3. О невротической готовности, дефинициях и классификациях.
Вот с нее, невротической готовности, мы и начали, когда волею судеб Кристина стала моим доверителем. Хотя, в данном случае, все же пациентом – уж слишком запущенным было ее психологическое состояние, к тому же осложненное множественными соматическими проявлениями
Однако сначала маленькое, но, необходимое отступление.
О дефинициях и классификациях.
Так вышло, что свою научную деятельность я начинал в газодинамике, в физическом эксперименте. При том, что со школы, да и после, хотел стать врачом-психиатром. Читал соответствующую литературу, разумеется - не только популярную, общался с профессионалами и даже не раз посетил соответствующие лечебные заведения, дружа с молодыми ординаторами из интереса к профессии и с медсестрами из эстетических соображенийJ.

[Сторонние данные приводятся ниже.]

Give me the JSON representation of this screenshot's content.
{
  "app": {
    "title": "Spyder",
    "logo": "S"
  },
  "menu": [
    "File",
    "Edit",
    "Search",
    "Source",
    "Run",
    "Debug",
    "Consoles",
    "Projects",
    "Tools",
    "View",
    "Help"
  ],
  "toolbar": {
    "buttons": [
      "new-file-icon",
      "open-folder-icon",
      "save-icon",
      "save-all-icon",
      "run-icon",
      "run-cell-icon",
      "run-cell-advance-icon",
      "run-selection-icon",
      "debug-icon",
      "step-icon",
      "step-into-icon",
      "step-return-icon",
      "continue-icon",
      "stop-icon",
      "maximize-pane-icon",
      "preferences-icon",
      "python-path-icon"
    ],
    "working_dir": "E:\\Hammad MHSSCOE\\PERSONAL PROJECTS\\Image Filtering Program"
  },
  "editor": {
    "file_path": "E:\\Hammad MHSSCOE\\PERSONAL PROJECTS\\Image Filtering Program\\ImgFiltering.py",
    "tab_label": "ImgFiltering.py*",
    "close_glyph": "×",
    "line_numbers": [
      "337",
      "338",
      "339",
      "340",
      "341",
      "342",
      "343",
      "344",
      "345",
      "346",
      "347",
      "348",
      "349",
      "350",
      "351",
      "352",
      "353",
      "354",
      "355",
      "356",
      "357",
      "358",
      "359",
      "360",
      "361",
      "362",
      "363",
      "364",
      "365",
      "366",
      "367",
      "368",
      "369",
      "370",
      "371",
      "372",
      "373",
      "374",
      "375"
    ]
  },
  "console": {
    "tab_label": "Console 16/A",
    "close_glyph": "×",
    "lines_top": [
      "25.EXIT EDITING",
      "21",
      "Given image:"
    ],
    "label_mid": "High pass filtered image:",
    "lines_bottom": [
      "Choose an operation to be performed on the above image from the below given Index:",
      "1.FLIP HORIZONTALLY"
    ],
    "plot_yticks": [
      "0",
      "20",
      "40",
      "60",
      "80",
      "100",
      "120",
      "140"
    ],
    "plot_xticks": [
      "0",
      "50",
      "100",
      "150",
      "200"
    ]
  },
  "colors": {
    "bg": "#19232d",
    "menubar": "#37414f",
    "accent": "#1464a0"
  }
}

Не пошел же в медицину именно потому, что многое увидел на практике. Сразу скажу, что «ужасов советской психиатрии» я лично не наблюдал: врачи сочувствовали больным (хотя иногда это бывает непросто, психическая болезнь способна сделать пациента крайне неприятным в общении), переживали за них, вкладывали душу в их лечение. Наверное, были и есть те, кто не соответствовал клятве Гиппократа, но, видимо, я тянулся к нормальным эскулапам, и общее мое впечатление о медиках – и тогда, и сейчас - именно такое, теплое.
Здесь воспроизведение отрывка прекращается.